Evoluzione verso i Software-Defined Data Center

Il 26 maggio scorso presso l’Auditorium Telecom Italia di Via di Val Cannuta 186 a Roma si è svolta la seconda edizione del workshop Evoluzione verso i Software–Defined Data Center organizzato da Telecom Italia HR Services Education. Hanno partecipato cinquanta iscritti, appartenenti a diverse funzioni Telecom Italia, e sono intervenuti tre relatori Telecom Italia e un relatore VMware, l’azienda leader mondiale per le tecnologie di virtualizzazione, che ha inventato il termine “Software-Defined Data Center”.

La prima parte del workshop, nella mattinata, ha incluso due interventi, tenuti rispettivamente da Giovanni Lofrumento di Telecom Italia HR Services Education e da Giuliano Caiati di Telecom Italia, che hanno illustrato l’importanza della Software-Defined IT e i vantaggi che si possono ottenere da una Software-Defined Enterprise. La seconda parte, nel pomeriggio, ha incluso altri due interventi, tenuti da Luca Morelli di VMware e da Angelo Garofalo di Telecom Italia, che hanno illustrato lo stato dell’arte e l’applicabilità della virtualizzazione della rete secondo gli approcci SDN (Software-Defined Networking) e NFV (Network Functions Virtualization). In sintesi, gli interventi hanno messo in evidenza la vision e la dirompenza del modello Software-Defined, le tecnologie necessarie per realizzarlo e hanno descritto alcuni progetti Telecom Italia che puntano a realizzare IT e Data Center secondo il modello Software-Defined.
Dal workshop è emerso che il cammino verso la Software-Defined Enterprise passa attraverso i Software-Defined Data Center e non è più un’opzione perché l’Information Technology (IT) tradizionale è lenta nel rispondere alle esigenze del business e va ridefinita.
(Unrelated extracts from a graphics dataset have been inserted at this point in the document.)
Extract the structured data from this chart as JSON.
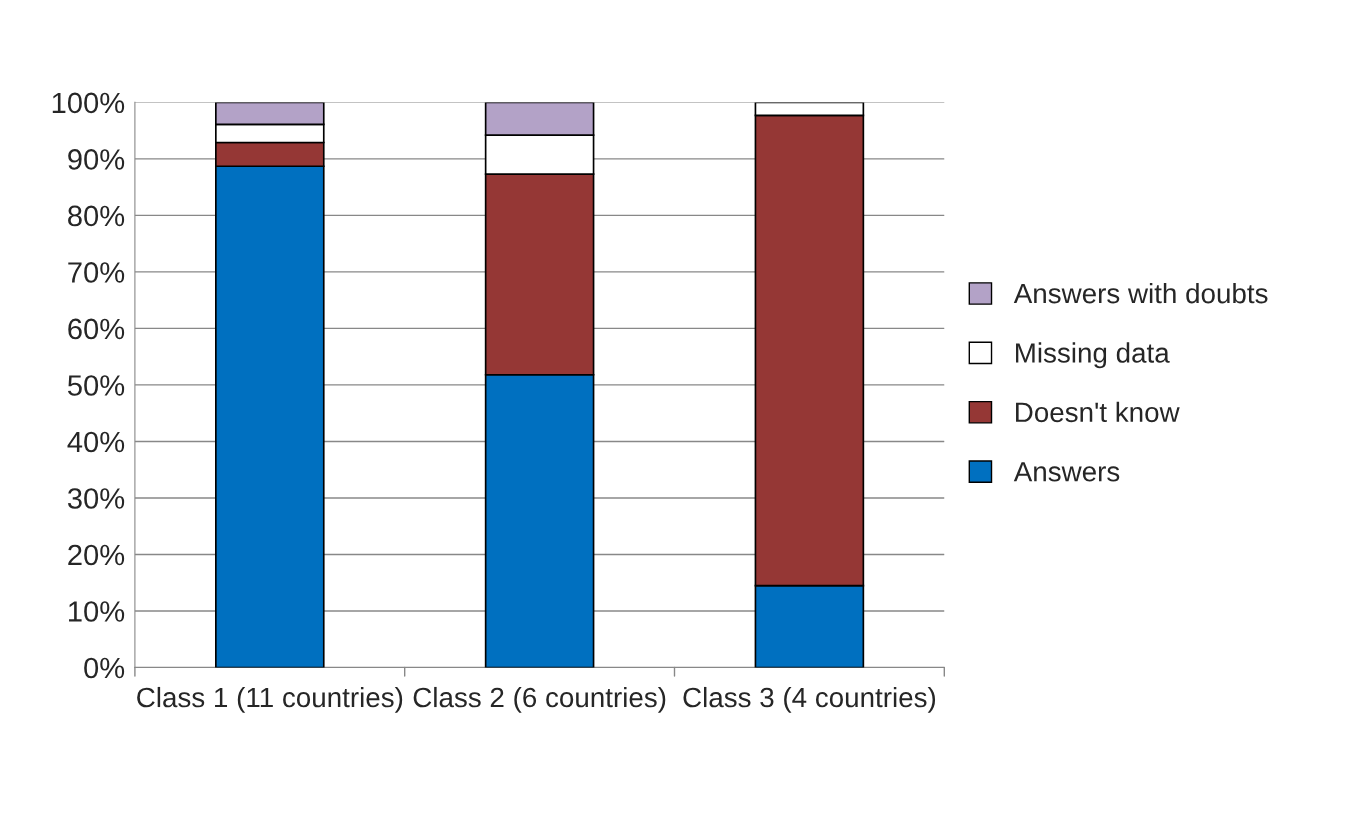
{
  "chart_data": {
    "type": "bar",
    "stacked": true,
    "categories": [
      "Class 1 (11 countries)",
      "Class 2 (6 countries)",
      "Class 3 (4 countries)"
    ],
    "series": [
      {
        "name": "Answers",
        "color": "#0070c0",
        "values": [
          88.7,
          51.8,
          14.5
        ]
      },
      {
        "name": "Doesn't know",
        "color": "#953735",
        "values": [
          4.2,
          35.5,
          83.2
        ]
      },
      {
        "name": "Missing data",
        "color": "#ffffff",
        "values": [
          3.2,
          6.9,
          2.3
        ]
      },
      {
        "name": "Answers with doubts",
        "color": "#b3a2c7",
        "values": [
          3.9,
          5.8,
          null
        ]
      }
    ],
    "ylim": [
      0,
      100
    ],
    "yticks": [
      {
        "value": 0,
        "label": "0%"
      },
      {
        "value": 10,
        "label": "10%"
      },
      {
        "value": 20,
        "label": "20%"
      },
      {
        "value": 30,
        "label": "30%"
      },
      {
        "value": 40,
        "label": "40%"
      },
      {
        "value": 50,
        "label": "50%"
      },
      {
        "value": 60,
        "label": "60%"
      },
      {
        "value": 70,
        "label": "70%"
      },
      {
        "value": 80,
        "label": "80%"
      },
      {
        "value": 90,
        "label": "90%"
      },
      {
        "value": 100,
        "label": "100%"
      }
    ],
    "grid": "y",
    "legend": "right"
  }
}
Infatti, con il modello Software–Defined le risorse IT – computazionali e di storage – vengono disaccoppiate dalle risorse fisiche e sono fornite come servizi. La dirompenza del modello Software–Defined fa rinascere l’IT e favorisce nuove opportunità di business.
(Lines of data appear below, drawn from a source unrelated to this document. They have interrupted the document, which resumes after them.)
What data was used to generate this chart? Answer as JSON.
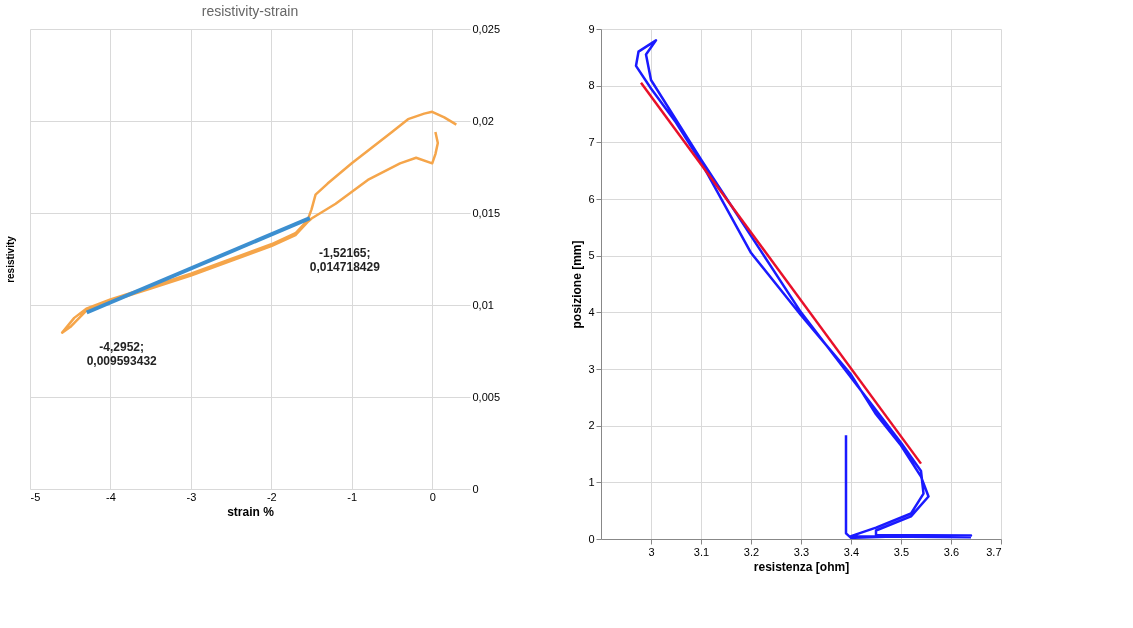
{
  "chart_data": [
    {
      "type": "line",
      "title": "resistivity-strain",
      "xlabel": "strain %",
      "ylabel": "resistivity",
      "xlim": [
        -5,
        0.47
      ],
      "xticks": [
        -5,
        -4,
        -3,
        -2,
        -1,
        0
      ],
      "ylim": [
        0,
        0.025
      ],
      "yticks": [
        0,
        {
          "value": 0.005,
          "label": "0,005"
        },
        {
          "value": 0.01,
          "label": "0,01"
        },
        {
          "value": 0.015,
          "label": "0,015"
        },
        {
          "value": 0.02,
          "label": "0,02"
        },
        {
          "value": 0.025,
          "label": "0,025"
        }
      ],
      "grid": true,
      "marker": "none",
      "line_style": "solid",
      "series": [
        {
          "color": "#f5a54a",
          "x": [
            0.3,
            0.15,
            0.0,
            -0.1,
            -0.3,
            -0.5,
            -1.0,
            -1.3,
            -1.45,
            -1.5,
            -1.55,
            -1.7,
            -2.0,
            -2.5,
            -3.0,
            -3.5,
            -4.0,
            -4.3,
            -4.45,
            -4.6,
            -4.5,
            -4.3,
            -4.0,
            -3.5,
            -3.0,
            -2.5,
            -2.0,
            -1.7,
            -1.55,
            -1.5,
            -1.2,
            -0.8,
            -0.4,
            -0.2,
            0.0,
            0.04,
            0.07,
            0.04
          ],
          "values": [
            0.0198,
            0.0202,
            0.0205,
            0.0204,
            0.0201,
            0.0194,
            0.0177,
            0.0166,
            0.016,
            0.0152,
            0.0146,
            0.0139,
            0.0133,
            0.0125,
            0.0117,
            0.011,
            0.0103,
            0.0098,
            0.0093,
            0.0085,
            0.0088,
            0.0097,
            0.0102,
            0.0109,
            0.0116,
            0.0124,
            0.0132,
            0.0138,
            0.0145,
            0.0147,
            0.0155,
            0.0168,
            0.0177,
            0.018,
            0.0177,
            0.0182,
            0.0188,
            0.0194
          ]
        },
        {
          "color": "#3c8fd0",
          "x": [
            -4.2952,
            -1.52165
          ],
          "values": [
            0.009593432,
            0.014718429
          ]
        }
      ],
      "annotations": [
        {
          "text": "-4,2952;\n0,009593432",
          "x": -4.2952,
          "y": 0.009593432
        },
        {
          "text": "-1,52165;\n0,014718429",
          "x": -1.52165,
          "y": 0.014718429
        }
      ]
    },
    {
      "type": "line",
      "xlabel": "resistenza [ohm]",
      "ylabel": "posizione [mm]",
      "xlim": [
        2.9,
        3.7
      ],
      "xticks": [
        3,
        3.1,
        3.2,
        3.3,
        3.4,
        3.5,
        3.6,
        3.7
      ],
      "ylim": [
        0,
        9
      ],
      "yticks": [
        0,
        1,
        2,
        3,
        4,
        5,
        6,
        7,
        8,
        9
      ],
      "grid": true,
      "marker": "none",
      "line_style": "solid",
      "series": [
        {
          "color": "#1a1aff",
          "x": [
            3.39,
            3.39,
            3.4,
            3.5,
            3.64,
            3.45,
            3.45,
            3.52,
            3.555,
            3.54,
            3.5,
            3.45,
            3.4,
            3.3,
            3.2,
            3.1,
            3.05,
            3.0,
            2.97,
            2.975,
            3.01,
            2.99,
            3.0,
            3.1,
            3.3,
            3.5,
            3.54,
            3.545,
            3.52,
            3.45,
            3.4,
            3.64
          ],
          "values": [
            1.83,
            0.1,
            0.02,
            0.05,
            0.06,
            0.07,
            0.15,
            0.4,
            0.75,
            1.1,
            1.65,
            2.2,
            2.9,
            3.95,
            5.05,
            6.65,
            7.35,
            7.95,
            8.35,
            8.6,
            8.8,
            8.55,
            8.1,
            6.7,
            4.0,
            1.7,
            1.2,
            0.8,
            0.45,
            0.2,
            0.05,
            0.03
          ]
        },
        {
          "color": "#e8102a",
          "x": [
            2.98,
            3.54
          ],
          "values": [
            8.05,
            1.33
          ]
        }
      ]
    }
  ]
}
A livello infrastrutturale il modello Software-Defined si concretizza nei Software-Defined Data Center che nascono da una visione di VMware secondo la quale l’intelligenza e la flessibilità del software, disaccoppiate da un hardware standardizzato, consentono di creare maggior business a valore aggiunto. I Software–Defined Data Center costituiscono la base per i cloud pubblici, privati e ibridi che diventano le piattaforme abilitanti di soluzioni rapide, reattive e fluide grazie all’utilizzo “as a Service” delle risorse IT – server e storage – ma anche della rete.



Infatti, la virtualizzazione della rete sta maturando velocemente e si trasforma anch’essa una risorsa Software-Defined. Questo è stato il secondo aspetto maggiormente dibattuto durante il workshop. Infatti, da qualche anno nell’ambito del networking è in corso una svolta epocale che punta a ridefinire radicalmente il ruolo delle risorse fisiche di rete, come router e switch, centralizzando l’intelligenza e lasciando agli apparati di rete fisica solo il dispacciamento dei pacchetti. In altre parole la rete diventa virtuale e il network hypervisor ne effettua il mapping sulle risorse fisiche di rete che diventano delle pure commodity. Questo modello di virtualizzazione è riferito con l’acronimo SDN (Software-Defined Networking).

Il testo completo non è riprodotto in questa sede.